Paper-based Breastmilk Collection System for Facile, In-Home Use

Project Summary / Abstract This project will conduct early-stage development of a paper-based device to facilitate the efficient recovery of high-quality nucleic acids from breastmilk for use in breast cancer risk assessment, detection of occult disease, and epidemiologic studies designed to uncover the earliest events in the development of

breast cancer. Collecting breastmilk, which contains millions of epithelial cells from the mammary gland, is the only noninvasive method of obtaining breast tissue. Current breastmilk collection methods require expensive overnight shipping of breastmilk on ice and greatly limit studies using this important

biospecimen. The proposed device will facilitate the collection and loading of breastmilk on a small paper card that can be sent through the mail and stored flat at room temperature for long periods of time, or indefinitely, allowing subsequent recovery of nucleic acids. Because specimens can be loaded by women

in the privacy of their homes, and because the device is paper-based and inexpensive, we anticipate it will facilitate collection of nucleic acids from the breast cells of large numbers of women in diverse geographic locations.

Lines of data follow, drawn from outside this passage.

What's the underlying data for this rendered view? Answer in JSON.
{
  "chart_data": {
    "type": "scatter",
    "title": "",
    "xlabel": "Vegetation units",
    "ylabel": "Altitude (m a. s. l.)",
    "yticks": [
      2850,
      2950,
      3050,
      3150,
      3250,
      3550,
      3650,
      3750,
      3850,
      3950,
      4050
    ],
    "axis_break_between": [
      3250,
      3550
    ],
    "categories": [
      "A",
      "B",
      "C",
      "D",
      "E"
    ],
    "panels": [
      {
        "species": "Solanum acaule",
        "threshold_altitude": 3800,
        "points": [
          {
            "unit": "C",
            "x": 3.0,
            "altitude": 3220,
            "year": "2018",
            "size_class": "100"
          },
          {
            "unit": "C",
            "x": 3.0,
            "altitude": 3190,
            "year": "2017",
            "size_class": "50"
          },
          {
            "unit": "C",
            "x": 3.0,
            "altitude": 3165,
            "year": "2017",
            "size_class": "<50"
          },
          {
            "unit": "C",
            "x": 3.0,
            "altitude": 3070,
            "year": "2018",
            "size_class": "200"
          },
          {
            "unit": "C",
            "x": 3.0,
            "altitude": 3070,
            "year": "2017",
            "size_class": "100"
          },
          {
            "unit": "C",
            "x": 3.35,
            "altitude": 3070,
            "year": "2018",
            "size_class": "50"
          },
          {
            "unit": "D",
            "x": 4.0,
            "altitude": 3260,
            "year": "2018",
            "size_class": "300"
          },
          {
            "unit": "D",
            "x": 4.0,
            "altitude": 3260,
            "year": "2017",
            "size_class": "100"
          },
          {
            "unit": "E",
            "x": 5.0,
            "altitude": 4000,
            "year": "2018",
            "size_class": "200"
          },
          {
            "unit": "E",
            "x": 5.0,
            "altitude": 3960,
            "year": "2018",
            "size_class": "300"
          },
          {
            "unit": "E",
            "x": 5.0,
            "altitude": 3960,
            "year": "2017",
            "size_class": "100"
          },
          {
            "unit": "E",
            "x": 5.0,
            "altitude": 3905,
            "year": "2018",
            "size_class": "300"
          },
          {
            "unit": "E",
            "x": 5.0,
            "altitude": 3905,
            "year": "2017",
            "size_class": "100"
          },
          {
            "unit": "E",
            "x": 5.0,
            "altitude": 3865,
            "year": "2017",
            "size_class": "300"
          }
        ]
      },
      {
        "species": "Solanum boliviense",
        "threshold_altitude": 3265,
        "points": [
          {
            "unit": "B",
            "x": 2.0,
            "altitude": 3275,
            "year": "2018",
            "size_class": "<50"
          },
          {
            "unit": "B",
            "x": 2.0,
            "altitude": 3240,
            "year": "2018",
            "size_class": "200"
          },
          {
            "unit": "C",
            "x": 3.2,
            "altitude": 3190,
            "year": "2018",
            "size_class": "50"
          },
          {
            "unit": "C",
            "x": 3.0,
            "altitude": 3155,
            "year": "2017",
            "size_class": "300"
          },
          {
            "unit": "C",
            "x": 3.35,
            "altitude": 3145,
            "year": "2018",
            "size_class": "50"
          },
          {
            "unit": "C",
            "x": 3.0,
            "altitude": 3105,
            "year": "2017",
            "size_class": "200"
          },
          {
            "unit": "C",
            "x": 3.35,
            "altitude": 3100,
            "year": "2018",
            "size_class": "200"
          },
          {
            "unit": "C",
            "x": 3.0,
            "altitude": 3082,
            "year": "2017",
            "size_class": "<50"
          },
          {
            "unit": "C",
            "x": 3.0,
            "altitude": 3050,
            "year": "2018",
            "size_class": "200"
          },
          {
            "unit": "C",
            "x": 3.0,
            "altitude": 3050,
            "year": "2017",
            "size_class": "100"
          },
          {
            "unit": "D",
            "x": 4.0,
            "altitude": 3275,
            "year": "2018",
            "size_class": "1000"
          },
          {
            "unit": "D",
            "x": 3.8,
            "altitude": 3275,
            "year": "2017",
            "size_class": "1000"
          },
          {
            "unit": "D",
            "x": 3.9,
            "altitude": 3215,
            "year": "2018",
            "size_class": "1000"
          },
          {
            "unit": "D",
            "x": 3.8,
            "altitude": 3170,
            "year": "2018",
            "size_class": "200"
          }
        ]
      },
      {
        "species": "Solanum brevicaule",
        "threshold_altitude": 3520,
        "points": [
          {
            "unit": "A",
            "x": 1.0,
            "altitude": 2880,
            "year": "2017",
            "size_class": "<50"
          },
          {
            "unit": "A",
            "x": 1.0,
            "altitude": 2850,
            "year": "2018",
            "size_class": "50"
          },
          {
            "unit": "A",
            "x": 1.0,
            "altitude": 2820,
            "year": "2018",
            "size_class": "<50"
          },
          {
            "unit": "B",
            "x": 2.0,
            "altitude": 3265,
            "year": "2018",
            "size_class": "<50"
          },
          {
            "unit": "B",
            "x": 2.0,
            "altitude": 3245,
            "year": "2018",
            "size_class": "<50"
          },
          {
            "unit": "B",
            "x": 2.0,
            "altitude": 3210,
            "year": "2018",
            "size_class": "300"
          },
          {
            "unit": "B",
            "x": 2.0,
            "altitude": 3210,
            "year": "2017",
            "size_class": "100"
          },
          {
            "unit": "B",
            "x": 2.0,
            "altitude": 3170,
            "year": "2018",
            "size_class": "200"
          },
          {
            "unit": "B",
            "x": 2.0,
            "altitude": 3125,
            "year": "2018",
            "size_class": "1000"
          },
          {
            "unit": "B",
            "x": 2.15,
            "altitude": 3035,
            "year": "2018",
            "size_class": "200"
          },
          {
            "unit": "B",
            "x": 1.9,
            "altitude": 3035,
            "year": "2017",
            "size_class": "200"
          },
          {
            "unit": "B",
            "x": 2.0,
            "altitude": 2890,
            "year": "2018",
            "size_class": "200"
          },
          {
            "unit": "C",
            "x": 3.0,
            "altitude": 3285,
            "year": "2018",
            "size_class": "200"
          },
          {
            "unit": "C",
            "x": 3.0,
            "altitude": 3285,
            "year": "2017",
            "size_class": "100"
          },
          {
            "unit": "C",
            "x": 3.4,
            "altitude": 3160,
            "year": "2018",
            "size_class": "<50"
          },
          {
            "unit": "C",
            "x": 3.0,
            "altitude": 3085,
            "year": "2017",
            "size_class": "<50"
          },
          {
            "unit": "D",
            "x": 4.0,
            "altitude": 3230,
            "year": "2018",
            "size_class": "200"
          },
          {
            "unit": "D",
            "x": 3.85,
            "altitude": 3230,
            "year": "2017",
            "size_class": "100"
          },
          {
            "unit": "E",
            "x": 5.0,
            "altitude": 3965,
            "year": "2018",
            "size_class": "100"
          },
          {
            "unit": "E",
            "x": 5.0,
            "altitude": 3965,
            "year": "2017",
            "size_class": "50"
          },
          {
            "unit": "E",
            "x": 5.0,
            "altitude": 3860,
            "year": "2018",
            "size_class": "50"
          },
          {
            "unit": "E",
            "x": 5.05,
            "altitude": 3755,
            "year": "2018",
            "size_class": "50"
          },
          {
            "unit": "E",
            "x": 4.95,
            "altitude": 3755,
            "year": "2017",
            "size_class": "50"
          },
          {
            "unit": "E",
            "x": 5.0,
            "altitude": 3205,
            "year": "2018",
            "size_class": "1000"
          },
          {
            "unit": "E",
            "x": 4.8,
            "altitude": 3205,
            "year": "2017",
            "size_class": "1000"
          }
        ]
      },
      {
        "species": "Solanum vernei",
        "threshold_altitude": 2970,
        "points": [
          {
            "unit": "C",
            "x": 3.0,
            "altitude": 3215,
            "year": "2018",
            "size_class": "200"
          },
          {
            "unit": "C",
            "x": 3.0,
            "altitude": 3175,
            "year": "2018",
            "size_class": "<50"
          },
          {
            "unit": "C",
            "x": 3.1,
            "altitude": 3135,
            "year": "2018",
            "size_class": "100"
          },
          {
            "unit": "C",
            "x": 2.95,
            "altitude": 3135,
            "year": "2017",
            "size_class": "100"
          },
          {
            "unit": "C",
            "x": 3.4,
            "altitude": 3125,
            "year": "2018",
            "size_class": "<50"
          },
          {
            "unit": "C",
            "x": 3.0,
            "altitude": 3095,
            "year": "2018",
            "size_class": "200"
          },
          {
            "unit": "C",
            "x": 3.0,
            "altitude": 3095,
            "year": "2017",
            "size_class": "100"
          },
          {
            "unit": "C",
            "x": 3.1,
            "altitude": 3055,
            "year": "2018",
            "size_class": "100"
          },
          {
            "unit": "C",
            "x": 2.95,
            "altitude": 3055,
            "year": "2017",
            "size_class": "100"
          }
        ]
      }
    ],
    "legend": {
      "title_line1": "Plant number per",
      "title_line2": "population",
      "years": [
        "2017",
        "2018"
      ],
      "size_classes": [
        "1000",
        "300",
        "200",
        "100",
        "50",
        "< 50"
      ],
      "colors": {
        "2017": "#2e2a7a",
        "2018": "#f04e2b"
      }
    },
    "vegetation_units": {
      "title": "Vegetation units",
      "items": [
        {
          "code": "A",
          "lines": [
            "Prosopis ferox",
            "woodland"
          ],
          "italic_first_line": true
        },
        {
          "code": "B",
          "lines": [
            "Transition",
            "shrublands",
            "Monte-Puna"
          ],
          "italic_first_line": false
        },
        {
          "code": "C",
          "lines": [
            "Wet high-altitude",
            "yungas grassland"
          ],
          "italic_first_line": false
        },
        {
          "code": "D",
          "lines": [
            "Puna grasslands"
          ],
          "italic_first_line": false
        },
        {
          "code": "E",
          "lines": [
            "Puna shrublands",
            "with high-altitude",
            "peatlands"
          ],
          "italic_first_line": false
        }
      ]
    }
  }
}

While the breastmilk-collection device is inspired by blood-collection cards, it is designed to process

substantially larger volumes of breastmilk, needed to obtain a large quantity of nucleic acids required for cancer risk assessment. The device therefore will accomplish several functions: the manipulation of breastmilk into the paper through capillary action, the separation of excess fluid into a disposable layer

and the retention of a nucleic-rich fraction within the primary device matrix. Removal of the excess fluid volume will expedite subsequent drying of the captured fluid and simplify transport in the event the user cannot thoroughly dry the card before transport. The device will additionally incorporate preservatives

into the specimen to facilitate long term stability at room temperature. This program focuses on the design of the device to facilitate retention of nucleic acids and any cells (also containing nucleic acids) remaining unlysed in the processing window, at the same time removing excess fluid from this

component of the device. As we target a paper-based matrix, the proposed studies will focus on evaluating the interaction of breastmilk with papers of varied pore size and surface chemistry with and without added preservatives. These studies will enable the prioritization of materials for different components of the device, a working configuration for the layers and other device features, and

accelerated testing to gauge the impact of extreme transport and storage temperatures.